Os contatos geracionais são elementos importantes nesse processo formativo.
Aprende-se muito com os livros, mas são os mais velhos que transmitem aos
mais novos as noções de espacialização, as histórias familiares e dos grupos
locais, as regras de convívio e as interdições sociais que cabem na comunidade
ou no lugar onde vivem. Os processos de transmissão intergeracionais, aqueles
que marcam a formação e a difusão da memória cultural, são os que possibilitam
o surgimento do ser social. É importante perceber que esses valores, práticas
e saberes são histórica, espacial e socialmente constituídos. Assim, tais trans-
missões são afetadas por conflitos, hierarquias e estigmas que configuram uma
determinada sociedade.
O não dito, muitas vezes, é tão relevante quanto o que é dito. Quando um
grupo passa por experiências traumáticas, por exemplo, pode ocorrer a inter-
dição do tema em questão, no nível individual e/ou coletivo. Um exemplo, entre
muitos outros, é o caso do incêndio do Gran Circus Internacional, ocorrido em
Niterói, em dezembro de 1961. Muitas famílias niteroienses e gonçalenses tinham
ido participar da segunda sessão de apresentação circense do dia, quando foram
vitimadas pelo incêndio da lona que cobria o picadeiro.

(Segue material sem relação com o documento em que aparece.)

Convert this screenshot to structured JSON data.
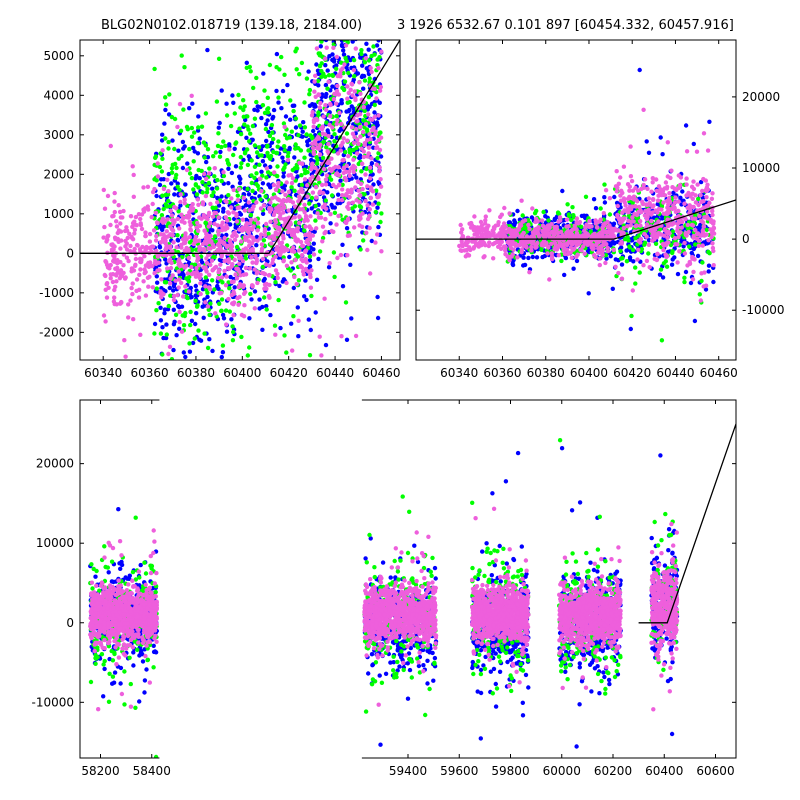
{
  "titles": {
    "left": "BLG02N0102.018719 (139.18, 2184.00)",
    "right": "3 1926 6532.67 0.101 897 [60454.332, 60457.916]"
  },
  "colors": {
    "blue": "#0000ff",
    "green": "#00ff00",
    "pink": "#ee5fdc",
    "fit": "#000000"
  },
  "chart_data": [
    {
      "name": "zoomed-light-curve",
      "type": "scatter",
      "xlim": [
        60330,
        60468
      ],
      "ylim": [
        -2700,
        5400
      ],
      "xticks": [
        60340,
        60360,
        60380,
        60400,
        60420,
        60440,
        60460
      ],
      "yticks": [
        -2000,
        -1000,
        0,
        1000,
        2000,
        3000,
        4000,
        5000
      ],
      "yaxis": "left",
      "series": [
        {
          "color": "blue",
          "segments": [
            [
              60362,
              60400,
              150,
              1400,
              450
            ],
            [
              60400,
              60430,
              1200,
              1500,
              320
            ],
            [
              60430,
              60460,
              3200,
              1600,
              420
            ]
          ]
        },
        {
          "color": "green",
          "segments": [
            [
              60362,
              60400,
              800,
              1700,
              300
            ],
            [
              60400,
              60430,
              2000,
              1600,
              240
            ],
            [
              60430,
              60460,
              3500,
              1700,
              260
            ]
          ]
        },
        {
          "color": "pink",
          "segments": [
            [
              60340,
              60412,
              100,
              700,
              700
            ],
            [
              60412,
              60430,
              700,
              700,
              200
            ],
            [
              60430,
              60460,
              2500,
              1500,
              320
            ]
          ]
        }
      ],
      "fit": [
        [
          60330,
          0
        ],
        [
          60411.5,
          0
        ],
        [
          60468,
          5400
        ]
      ]
    },
    {
      "name": "wide-light-curve",
      "type": "scatter",
      "xlim": [
        60320,
        60468
      ],
      "ylim": [
        -17000,
        28000
      ],
      "xticks": [
        60340,
        60360,
        60380,
        60400,
        60420,
        60440,
        60460
      ],
      "xticklabels": [
        "60340",
        "60360",
        "60380",
        "60400",
        "60420",
        "60440",
        "60460"
      ],
      "yticks": [
        -10000,
        0,
        10000,
        20000
      ],
      "yaxis": "right",
      "series": [
        {
          "color": "blue",
          "segments": [
            [
              60362,
              60412,
              200,
              1500,
              380
            ],
            [
              60412,
              60458,
              1500,
              3000,
              320
            ]
          ]
        },
        {
          "color": "green",
          "segments": [
            [
              60362,
              60412,
              500,
              1500,
              200
            ],
            [
              60412,
              60458,
              1500,
              3000,
              160
            ]
          ]
        },
        {
          "color": "pink",
          "segments": [
            [
              60340,
              60412,
              200,
              1200,
              550
            ],
            [
              60412,
              60458,
              3000,
              3200,
              380
            ]
          ]
        }
      ],
      "fit": [
        [
          60320,
          0
        ],
        [
          60411.5,
          0
        ],
        [
          60468,
          5500
        ]
      ]
    },
    {
      "name": "full-light-curve",
      "type": "scatter",
      "xlim": [
        58120,
        60680
      ],
      "ylim": [
        -17000,
        28000
      ],
      "xticks": [
        58200,
        58400,
        59400,
        59600,
        59800,
        60000,
        60200,
        60400,
        60600
      ],
      "yticks": [
        -10000,
        0,
        10000,
        20000
      ],
      "yaxis": "left",
      "axis_break": [
        58430,
        59220
      ],
      "series": [
        {
          "color": "blue",
          "segments": [
            [
              58160,
              58420,
              500,
              2800,
              380
            ],
            [
              59230,
              59510,
              0,
              2800,
              380
            ],
            [
              59650,
              59870,
              -300,
              3000,
              420
            ],
            [
              59990,
              60230,
              200,
              3000,
              380
            ],
            [
              60350,
              60450,
              2500,
              3500,
              200
            ]
          ]
        },
        {
          "color": "green",
          "segments": [
            [
              58160,
              58420,
              600,
              3200,
              230
            ],
            [
              59230,
              59510,
              700,
              3500,
              230
            ],
            [
              59650,
              59870,
              800,
              3500,
              230
            ],
            [
              59990,
              60230,
              800,
              3500,
              230
            ],
            [
              60350,
              60450,
              2500,
              3500,
              100
            ]
          ]
        },
        {
          "color": "pink",
          "segments": [
            [
              58160,
              58420,
              1000,
              1700,
              900
            ],
            [
              59230,
              59510,
              1000,
              1700,
              900
            ],
            [
              59650,
              59870,
              1100,
              1700,
              850
            ],
            [
              59990,
              60230,
              1000,
              1700,
              850
            ],
            [
              60350,
              60450,
              2000,
              2500,
              350
            ]
          ]
        }
      ],
      "fit": [
        [
          60300,
          0
        ],
        [
          60411.5,
          0
        ],
        [
          60680,
          25000
        ]
      ]
    }
  ]
}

Tratou-se de um trauma
coletivo que levou à não fixação de circos na cidade por décadas e à interdição
do tema na sociedade. O evento foi revisitado quando a geração que cresceu
sem ir ao circo, já adulta, pôde participar de espetáculos e passou a interrogar os
mais velhos, que superavam a dor da perda de seus entes queridos para narrar
aquele triste episódio (VENTURA, 2011).
Registrar e analisar essas múltiplas experiências em entrevistas possibilita que
se reconheçam a diversidade da experiência humana e as variadas estratégias
de sobrevivência social que são desenvolvidas pelos diferentes grupos.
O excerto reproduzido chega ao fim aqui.